Changing gears and moving on to more positive news, I had an appointment with Dr. Bussey, the neurosurgeon on Friday. As it turns out the MRI revealed there is less cancer than they first believed and the blood clot has shrank significantly. I have to have another Cat Scan in mid January to check the blood clot’s progress again. There is the possibility that I could be off the Lovenox (blood thinner) by late January.
I have an appointment with the plastic surgeon on Wednesday. She is the doctor who will give the go ahead for me to begin radiation treatments. My head is still healing from surgery and I am unsure when Dr. Matthews will give the go ahead. She’ll check me again on Wednesday and let me know how I’m progressing.
The hubs and I watched Miracle on 34th St. tonight on AMC. It helped inspire a holiday mood and reminded me of a favorite holiday tradition. Each year on KYW 1060 AM they play a reading of Yes, Virginia there is a Santa Claus as read by Vince Lee. It never fails to make me cry and remind me of the beauty and magic all around us every day. I looked for it online tonight but it’s not up yet. If I find it I’ll post it. For now I offer you the text of the letter and a reading I found on You Tube.
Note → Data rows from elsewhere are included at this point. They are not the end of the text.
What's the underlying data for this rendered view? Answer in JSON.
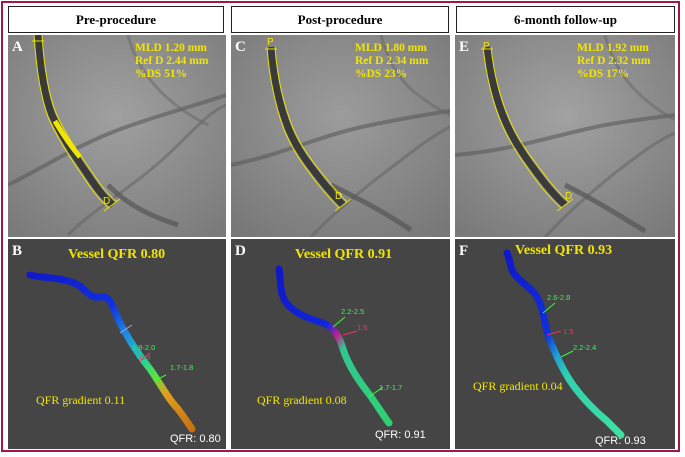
{
  "columns": [
    {
      "header": "Pre-procedure",
      "angio": {
        "letter": "A",
        "mld": "MLD 1.20 mm",
        "refd": "Ref D 2.44 mm",
        "ds": "%DS 51%",
        "proximal": "P",
        "distal": "D"
      },
      "qfr": {
        "letter": "B",
        "vessel_qfr": "Vessel QFR 0.80",
        "gradient": "QFR gradient 0.11",
        "value": "QFR: 0.80",
        "segments": [
          "1.8-2.0",
          "0.9",
          "1.7-1.8"
        ]
      }
    },
    {
      "header": "Post-procedure",
      "angio": {
        "letter": "C",
        "mld": "MLD 1.80 mm",
        "refd": "Ref D 2.34 mm",
        "ds": "%DS 23%",
        "proximal": "P",
        "distal": "D"
      },
      "qfr": {
        "letter": "D",
        "vessel_qfr": "Vessel QFR 0.91",
        "gradient": "QFR gradient 0.08",
        "value": "QFR: 0.91",
        "segments": [
          "2.2-2.5",
          "1.5",
          "1.7-1.7"
        ]
      }
    },
    {
      "header": "6-month follow-up",
      "angio": {
        "letter": "E",
        "mld": "MLD 1.92 mm",
        "refd": "Ref D 2.32 mm",
        "ds": "%DS 17%",
        "proximal": "P",
        "distal": "D"
      },
      "qfr": {
        "letter": "F",
        "vessel_qfr": "Vessel QFR 0.93",
        "gradient": "QFR gradient 0.04",
        "value": "QFR: 0.93",
        "segments": [
          "2.6-2.8",
          "1.5",
          "2.2-2.4"
        ]
      }
    }
  ],
  "colors": {
    "border": "#a3164a",
    "annotation": "#f2e600",
    "qfr_background": "#454545",
    "angio_background": "#8f8f8f"
  }
}
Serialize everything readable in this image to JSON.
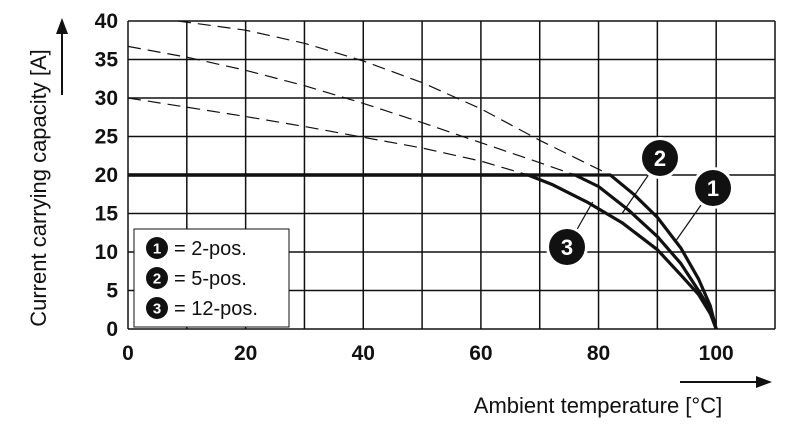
{
  "chart_data": {
    "type": "line",
    "xlabel": "Ambient temperature [°C]",
    "ylabel": "Current carrying capacity [A]",
    "xlim": [
      0,
      110
    ],
    "ylim": [
      0,
      40
    ],
    "x_ticks": [
      0,
      20,
      40,
      60,
      80,
      100
    ],
    "y_ticks": [
      0,
      5,
      10,
      15,
      20,
      25,
      30,
      35,
      40
    ],
    "grid": true,
    "legend_position": "bottom-left",
    "series": [
      {
        "name": "2-pos.",
        "marker": "1",
        "solid": {
          "x": [
            0,
            82,
            86,
            90,
            94,
            97,
            99,
            100
          ],
          "y": [
            20,
            20,
            17.5,
            14.5,
            10.5,
            6.5,
            3,
            0
          ]
        },
        "dashed": {
          "x": [
            8.5,
            20,
            30,
            40,
            50,
            60,
            70,
            78,
            82
          ],
          "y": [
            40,
            38.8,
            37.1,
            34.8,
            32,
            28.6,
            24.5,
            21.5,
            20
          ]
        }
      },
      {
        "name": "5-pos.",
        "marker": "2",
        "solid": {
          "x": [
            0,
            76,
            80,
            85,
            90,
            94,
            97,
            99,
            100
          ],
          "y": [
            20,
            20,
            18.5,
            15.5,
            12,
            8.5,
            5,
            2.5,
            0
          ]
        },
        "dashed": {
          "x": [
            0,
            10,
            20,
            30,
            40,
            50,
            60,
            70,
            76
          ],
          "y": [
            36.7,
            35.3,
            33.6,
            31.6,
            29.3,
            26.8,
            24.2,
            21.6,
            20
          ]
        }
      },
      {
        "name": "12-pos.",
        "marker": "3",
        "solid": {
          "x": [
            0,
            68,
            72,
            78,
            84,
            90,
            94,
            97,
            99,
            100
          ],
          "y": [
            20,
            20,
            18.8,
            16.5,
            13.8,
            10.3,
            7,
            4.5,
            2,
            0
          ]
        },
        "dashed": {
          "x": [
            0,
            10,
            20,
            30,
            40,
            50,
            60,
            68
          ],
          "y": [
            30,
            28.8,
            27.6,
            26.3,
            24.9,
            23.5,
            21.8,
            20
          ]
        }
      }
    ],
    "legend": [
      {
        "marker": "1",
        "text": "= 2-pos."
      },
      {
        "marker": "2",
        "text": "= 5-pos."
      },
      {
        "marker": "3",
        "text": "= 12-pos."
      }
    ],
    "callouts": [
      {
        "marker": "1",
        "at": {
          "x": 93,
          "y": 11.3
        }
      },
      {
        "marker": "2",
        "at": {
          "x": 84,
          "y": 15
        }
      },
      {
        "marker": "3",
        "at": {
          "x": 79,
          "y": 16.5
        }
      }
    ]
  }
}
“DEAR EDITOR: I am 8 years old.
“Some of my little friends say there is no Santa Claus.
“Papa says, ‘If you see it in THE SUN it’s so.’
“Please tell me the truth; is there a Santa Claus?
“VIRGINIA O’HANLON.
“115 WEST NINETY-FIFTH STREET.”
VIRGINIA, your little friends are wrong. They have been affected by the skepticism of a skeptical age. They do not believe except [what] they see. They think that nothing can be which is not comprehensible by their little minds. All minds, Virginia, whether they be men’s or children’s, are little. In this great universe of ours man is a mere insect, an ant, in his intellect, as compared with the boundless world about him, as measured by the intelligence capable of grasping the whole of truth and knowledge.
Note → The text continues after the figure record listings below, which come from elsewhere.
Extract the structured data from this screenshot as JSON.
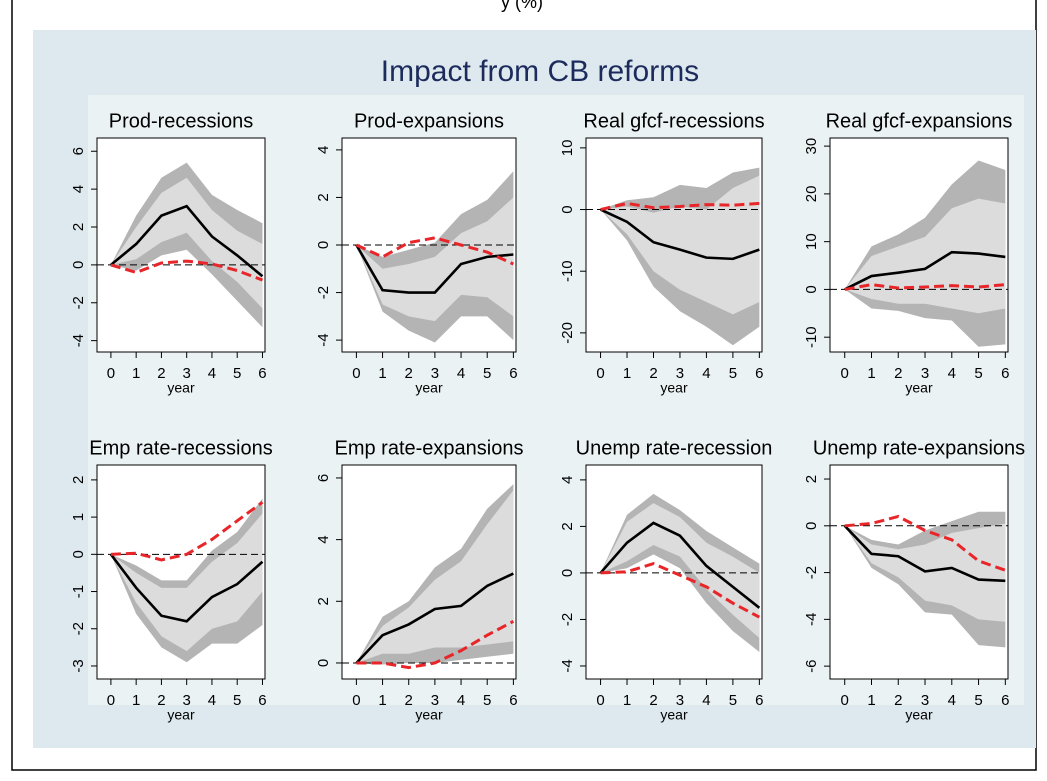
{
  "top_caption": "y (%)",
  "title": "Impact from CB reforms",
  "chart_data": [
    {
      "type": "line",
      "title": "Prod-recessions",
      "xlabel": "year",
      "x": [
        0,
        1,
        2,
        3,
        4,
        5,
        6
      ],
      "xlim": [
        -0.55,
        6.1
      ],
      "xticks": [
        0,
        1,
        2,
        3,
        4,
        5,
        6
      ],
      "ylim": [
        -4.6,
        6.7
      ],
      "yticks": [
        -4,
        -2,
        0,
        2,
        4,
        6
      ],
      "hline": 0,
      "bands": [
        {
          "color": "#b4b4b4",
          "upper": [
            0,
            2.6,
            4.6,
            5.4,
            3.7,
            2.9,
            2.2
          ],
          "lower": [
            0,
            -0.3,
            0.5,
            0.8,
            -0.5,
            -1.9,
            -3.3
          ]
        },
        {
          "color": "#dcdcdc",
          "upper": [
            0,
            2,
            3.8,
            4.6,
            2.9,
            1.8,
            1.1
          ],
          "lower": [
            0,
            0.3,
            1.2,
            1.7,
            0.2,
            -0.9,
            -2.3
          ]
        }
      ],
      "series": [
        {
          "color": "#000000",
          "dashed": false,
          "values": [
            0,
            1.1,
            2.6,
            3.1,
            1.5,
            0.5,
            -0.6
          ]
        },
        {
          "color": "#e8262a",
          "dashed": true,
          "values": [
            0,
            -0.4,
            0.1,
            0.2,
            0.05,
            -0.3,
            -0.8
          ]
        }
      ]
    },
    {
      "type": "line",
      "title": "Prod-expansions",
      "xlabel": "year",
      "x": [
        0,
        1,
        2,
        3,
        4,
        5,
        6
      ],
      "xlim": [
        -0.55,
        6.1
      ],
      "xticks": [
        0,
        1,
        2,
        3,
        4,
        5,
        6
      ],
      "ylim": [
        -4.5,
        4.5
      ],
      "yticks": [
        -4,
        -2,
        0,
        2,
        4
      ],
      "hline": 0,
      "bands": [
        {
          "color": "#b4b4b4",
          "upper": [
            0,
            -0.5,
            -0.2,
            0.1,
            1.3,
            1.9,
            3.1
          ],
          "lower": [
            0,
            -2.8,
            -3.6,
            -4.1,
            -3,
            -3,
            -4
          ]
        },
        {
          "color": "#dcdcdc",
          "upper": [
            0,
            -1,
            -0.8,
            -0.5,
            0.5,
            1,
            2
          ],
          "lower": [
            0,
            -2.5,
            -3,
            -3.2,
            -2.1,
            -2.2,
            -3
          ]
        }
      ],
      "series": [
        {
          "color": "#000000",
          "dashed": false,
          "values": [
            0,
            -1.9,
            -2,
            -2,
            -0.8,
            -0.5,
            -0.4
          ]
        },
        {
          "color": "#e8262a",
          "dashed": true,
          "values": [
            0,
            -0.5,
            0.1,
            0.3,
            0,
            -0.3,
            -0.8
          ]
        }
      ]
    },
    {
      "type": "line",
      "title": "Real gfcf-recessions",
      "xlabel": "year",
      "x": [
        0,
        1,
        2,
        3,
        4,
        5,
        6
      ],
      "xlim": [
        -0.55,
        6.1
      ],
      "xticks": [
        0,
        1,
        2,
        3,
        4,
        5,
        6
      ],
      "ylim": [
        -23.1,
        11.6
      ],
      "yticks": [
        -20,
        -10,
        0,
        10
      ],
      "hline": 0,
      "bands": [
        {
          "color": "#b4b4b4",
          "upper": [
            0,
            1.5,
            2,
            4,
            3.5,
            6,
            6.8
          ],
          "lower": [
            0,
            -5,
            -12.5,
            -16.5,
            -19,
            -22,
            -19
          ]
        },
        {
          "color": "#dcdcdc",
          "upper": [
            0,
            0.5,
            -0.5,
            0.5,
            0,
            3.5,
            5.5
          ],
          "lower": [
            0,
            -4,
            -10,
            -13,
            -15,
            -17,
            -15
          ]
        }
      ],
      "series": [
        {
          "color": "#000000",
          "dashed": false,
          "values": [
            0,
            -2,
            -5.3,
            -6.5,
            -7.8,
            -8,
            -6.5
          ]
        },
        {
          "color": "#e8262a",
          "dashed": true,
          "values": [
            0,
            1,
            0.3,
            0.5,
            0.8,
            0.7,
            1
          ]
        }
      ]
    },
    {
      "type": "line",
      "title": "Real gfcf-expansions",
      "xlabel": "year",
      "x": [
        0,
        1,
        2,
        3,
        4,
        5,
        6
      ],
      "xlim": [
        -0.55,
        6.1
      ],
      "xticks": [
        0,
        1,
        2,
        3,
        4,
        5,
        6
      ],
      "ylim": [
        -13.1,
        31.7
      ],
      "yticks": [
        -10,
        0,
        10,
        20,
        30
      ],
      "hline": 0,
      "bands": [
        {
          "color": "#b4b4b4",
          "upper": [
            0,
            9,
            11.5,
            15,
            22,
            27,
            25
          ],
          "lower": [
            0,
            -4,
            -4.5,
            -6,
            -6.5,
            -12,
            -11.5
          ]
        },
        {
          "color": "#dcdcdc",
          "upper": [
            0,
            7,
            9,
            11,
            17,
            19,
            18
          ],
          "lower": [
            0,
            -2,
            -3,
            -3,
            -4,
            -5,
            -4
          ]
        }
      ],
      "series": [
        {
          "color": "#000000",
          "dashed": false,
          "values": [
            0,
            2.8,
            3.5,
            4.3,
            7.8,
            7.5,
            6.8
          ]
        },
        {
          "color": "#e8262a",
          "dashed": true,
          "values": [
            0,
            1,
            0.3,
            0.5,
            0.8,
            0.5,
            1
          ]
        }
      ]
    },
    {
      "type": "line",
      "title": "Emp rate-recessions",
      "xlabel": "year",
      "x": [
        0,
        1,
        2,
        3,
        4,
        5,
        6
      ],
      "xlim": [
        -0.55,
        6.1
      ],
      "xticks": [
        0,
        1,
        2,
        3,
        4,
        5,
        6
      ],
      "ylim": [
        -3.35,
        2.4
      ],
      "yticks": [
        -3,
        -2,
        -1,
        0,
        1,
        2
      ],
      "hline": 0,
      "bands": [
        {
          "color": "#b4b4b4",
          "upper": [
            0,
            -0.3,
            -0.7,
            -0.7,
            0.1,
            0.6,
            1.5
          ],
          "lower": [
            0,
            -1.6,
            -2.5,
            -2.9,
            -2.4,
            -2.4,
            -1.9
          ]
        },
        {
          "color": "#dcdcdc",
          "upper": [
            0,
            -0.5,
            -0.9,
            -0.9,
            -0.2,
            0.3,
            1.1
          ],
          "lower": [
            0,
            -1.3,
            -2.2,
            -2.6,
            -2,
            -1.8,
            -1
          ]
        }
      ],
      "series": [
        {
          "color": "#000000",
          "dashed": false,
          "values": [
            0,
            -0.9,
            -1.65,
            -1.8,
            -1.15,
            -0.8,
            -0.2
          ]
        },
        {
          "color": "#e8262a",
          "dashed": true,
          "values": [
            0,
            0.03,
            -0.15,
            0,
            0.4,
            0.9,
            1.4
          ]
        }
      ]
    },
    {
      "type": "line",
      "title": "Emp rate-expansions",
      "xlabel": "year",
      "x": [
        0,
        1,
        2,
        3,
        4,
        5,
        6
      ],
      "xlim": [
        -0.55,
        6.1
      ],
      "xticks": [
        0,
        1,
        2,
        3,
        4,
        5,
        6
      ],
      "ylim": [
        -0.52,
        6.42
      ],
      "yticks": [
        0,
        2,
        4,
        6
      ],
      "hline": 0,
      "bands": [
        {
          "color": "#b4b4b4",
          "upper": [
            0,
            1.5,
            2,
            3.1,
            3.7,
            5,
            5.8
          ],
          "lower": [
            0,
            -0.05,
            0,
            0,
            0.1,
            0.2,
            0.3
          ]
        },
        {
          "color": "#dcdcdc",
          "upper": [
            0,
            1.2,
            1.8,
            2.7,
            3.3,
            4.5,
            5.6
          ],
          "lower": [
            0,
            0.3,
            0.3,
            0.5,
            0.5,
            0.6,
            0.7
          ]
        }
      ],
      "series": [
        {
          "color": "#000000",
          "dashed": false,
          "values": [
            0,
            0.9,
            1.25,
            1.75,
            1.85,
            2.5,
            2.9
          ]
        },
        {
          "color": "#e8262a",
          "dashed": true,
          "values": [
            0,
            0,
            -0.15,
            0,
            0.4,
            0.9,
            1.35
          ]
        }
      ]
    },
    {
      "type": "line",
      "title": "Unemp rate-recession",
      "xlabel": "year",
      "x": [
        0,
        1,
        2,
        3,
        4,
        5,
        6
      ],
      "xlim": [
        -0.55,
        6.1
      ],
      "xticks": [
        0,
        1,
        2,
        3,
        4,
        5,
        6
      ],
      "ylim": [
        -4.56,
        4.64
      ],
      "yticks": [
        -4,
        -2,
        0,
        2,
        4
      ],
      "hline": 0,
      "bands": [
        {
          "color": "#b4b4b4",
          "upper": [
            0,
            2.5,
            3.4,
            2.7,
            1.8,
            1.1,
            0.4
          ],
          "lower": [
            0,
            0.2,
            0.8,
            0.2,
            -1.3,
            -2.5,
            -3.4
          ]
        },
        {
          "color": "#dcdcdc",
          "upper": [
            0,
            2.2,
            3,
            2.4,
            1.3,
            0.7,
            0
          ],
          "lower": [
            0,
            0.5,
            1.2,
            0.7,
            -0.7,
            -1.8,
            -2.8
          ]
        }
      ],
      "series": [
        {
          "color": "#000000",
          "dashed": false,
          "values": [
            0,
            1.3,
            2.15,
            1.6,
            0.3,
            -0.6,
            -1.5
          ]
        },
        {
          "color": "#e8262a",
          "dashed": true,
          "values": [
            0,
            0.05,
            0.4,
            -0.1,
            -0.6,
            -1.3,
            -1.9
          ]
        }
      ]
    },
    {
      "type": "line",
      "title": "Unemp rate-expansions",
      "xlabel": "year",
      "x": [
        0,
        1,
        2,
        3,
        4,
        5,
        6
      ],
      "xlim": [
        -0.55,
        6.1
      ],
      "xticks": [
        0,
        1,
        2,
        3,
        4,
        5,
        6
      ],
      "ylim": [
        -6.55,
        2.6
      ],
      "yticks": [
        -6,
        -4,
        -2,
        0,
        2
      ],
      "hline": 0,
      "bands": [
        {
          "color": "#b4b4b4",
          "upper": [
            0,
            -0.6,
            -0.8,
            -0.2,
            0.2,
            0.6,
            0.6
          ],
          "lower": [
            0,
            -1.8,
            -2.5,
            -3.7,
            -3.8,
            -5.1,
            -5.2
          ]
        },
        {
          "color": "#dcdcdc",
          "upper": [
            0,
            -0.8,
            -1,
            -0.8,
            -0.3,
            -0.1,
            0.1
          ],
          "lower": [
            0,
            -1.6,
            -2.2,
            -3.2,
            -3.4,
            -4,
            -4.1
          ]
        }
      ],
      "series": [
        {
          "color": "#000000",
          "dashed": false,
          "values": [
            0,
            -1.2,
            -1.3,
            -1.95,
            -1.8,
            -2.3,
            -2.35
          ]
        },
        {
          "color": "#e8262a",
          "dashed": true,
          "values": [
            0,
            0.1,
            0.4,
            -0.2,
            -0.6,
            -1.5,
            -1.9
          ]
        }
      ]
    }
  ]
}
Yes, VIRGINIA, there is a Santa Claus. He exists as certainly as love and generosity and devotion exist, and you know that they abound and give to your life its highest beauty and joy. Alas! how dreary would be the world if there were no Santa Claus. It would be as dreary as if there were no VIRGINIAS. There would be no childlike faith then, no poetry, no romance to make tolerable this existence. We should have no enjoyment, except in sense and sight. The eternal light with which childhood fills the world would be extinguished.
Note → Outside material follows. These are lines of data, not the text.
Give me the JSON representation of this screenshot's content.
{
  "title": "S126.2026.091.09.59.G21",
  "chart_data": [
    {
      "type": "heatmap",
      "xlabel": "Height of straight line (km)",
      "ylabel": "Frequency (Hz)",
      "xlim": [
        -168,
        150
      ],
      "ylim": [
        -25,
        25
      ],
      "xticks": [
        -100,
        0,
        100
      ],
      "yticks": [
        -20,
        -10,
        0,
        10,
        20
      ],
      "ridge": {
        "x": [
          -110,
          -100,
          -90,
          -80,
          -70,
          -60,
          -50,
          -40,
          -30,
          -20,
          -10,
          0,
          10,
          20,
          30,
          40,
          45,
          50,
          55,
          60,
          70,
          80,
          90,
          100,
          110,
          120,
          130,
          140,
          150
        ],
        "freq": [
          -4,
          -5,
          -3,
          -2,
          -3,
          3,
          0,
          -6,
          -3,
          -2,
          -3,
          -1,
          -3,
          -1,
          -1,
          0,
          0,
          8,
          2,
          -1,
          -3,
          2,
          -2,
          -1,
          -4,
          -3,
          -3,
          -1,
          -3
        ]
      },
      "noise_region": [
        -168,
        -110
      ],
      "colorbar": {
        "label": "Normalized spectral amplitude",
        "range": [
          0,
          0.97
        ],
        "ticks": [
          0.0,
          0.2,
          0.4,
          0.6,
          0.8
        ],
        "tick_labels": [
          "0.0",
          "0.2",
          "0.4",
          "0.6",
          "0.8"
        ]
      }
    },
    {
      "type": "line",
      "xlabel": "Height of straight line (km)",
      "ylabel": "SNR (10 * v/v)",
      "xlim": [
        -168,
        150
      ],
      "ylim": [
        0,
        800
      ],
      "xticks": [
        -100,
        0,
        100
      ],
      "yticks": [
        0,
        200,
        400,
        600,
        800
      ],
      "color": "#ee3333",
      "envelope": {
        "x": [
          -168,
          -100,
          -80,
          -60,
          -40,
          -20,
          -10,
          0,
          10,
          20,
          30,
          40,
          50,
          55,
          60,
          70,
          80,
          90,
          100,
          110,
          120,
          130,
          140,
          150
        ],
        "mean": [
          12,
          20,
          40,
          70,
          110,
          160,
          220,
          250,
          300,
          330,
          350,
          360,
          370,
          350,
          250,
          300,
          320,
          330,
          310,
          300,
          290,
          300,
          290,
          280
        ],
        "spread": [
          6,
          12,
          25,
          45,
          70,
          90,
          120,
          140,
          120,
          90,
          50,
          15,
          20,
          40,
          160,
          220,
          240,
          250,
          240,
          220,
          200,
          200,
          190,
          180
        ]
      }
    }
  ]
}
Not believe in Santa Claus! You might as well not believe in fairies! You might get your papa to hire men to watch in all the chimneys on Christmas Eve to catch Santa Claus, but even if they did not see Santa Claus coming down, what would that prove? Nobody sees Santa Claus, but that is no sign that there is no Santa Claus. The most real things in the world are those that neither children nor men can see. Did you ever see fairies dancing on the lawn? Of course not, but that’s no proof that they are not there. Nobody can conceive or imagine all the wonders there are unseen and unseeable in the world.
You may tear apart the baby’s rattle and see what makes the noise inside, but there is a veil covering the unseen world which not the strongest man, nor even the united strength of all the strongest men that ever lived, could tear apart. Only faith, fancy, poetry, love, romance, can push aside that curtain and view and picture the supernal beauty and glory beyond. Is it all real? Ah, VIRGINIA, in all this world there is nothing else real and abiding.
No Santa Claus! Thank God! he lives, and he lives forever. A thousand years from now, Virginia, nay, ten times ten thousand years from now, he will continue to make glad the heart of childhood.